Orthodox lambast Ukraine Catholics


A Russian Orthodox leader has bitterly attacked Ukraine’s Greek Catholic Church, as a Catholic bishop warned of growing pressure against clergy and laity in the country’s Russian-occupied Crimea region, writes Jonathan Luxmoore.

“This Church arose as a special project by the Catholic Church to convert the Orthodox to Catholicism – it allowed the Orthodox to keep their rituals, while forcing them to accept Catholic dogmas and submit to the pope,” said Metropolitan Hilarion Alfeyev, the Moscow Patriarchate’s foreign relations director. “When this didn’t happen, the Catholics sought help from secular powers to persecute the Orthodox. This is also happening in the present conflict.”

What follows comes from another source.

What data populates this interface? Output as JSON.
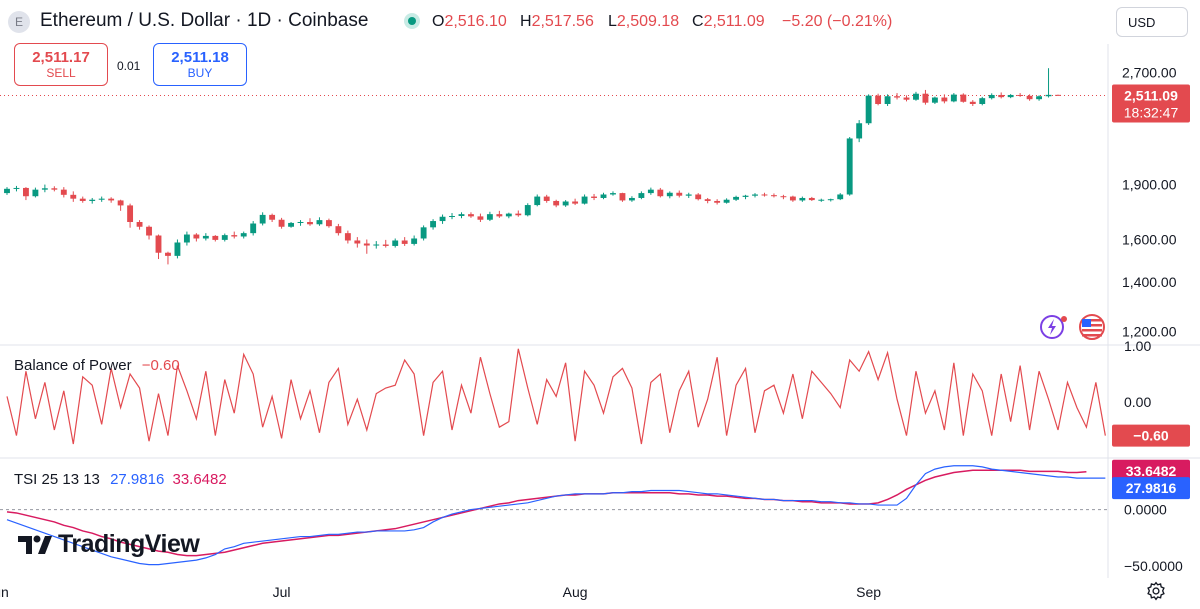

The 48-year-old metropolitan made his claims on the Rossiya-24 TV channel as Catholic and Orthodox representatives met in Amman for a plenary session of the International Commission for Theological Dialogue. He said the Vatican had insisted it was powerless to resolve “problems” with Greek Catholics because they enjoyed autonomy. Rome nevertheless approved Greek Catholic appointments. Negotiations on “theoretical issues” such as papal primacy and collegiality would make little progress unless it was first understood “why the wounds are still bloody”, Hilarion said.

Greek Catholic Bishop Bohdan Dziurach told The Tablet criticisms of his Church showed the Moscow Patriarchate was being “instrumentalised by [President Vladimir] Putin in his fight against Ukraine”. “These claims are dangerous because they appear to want to widen the conflict into a religious one,” he said.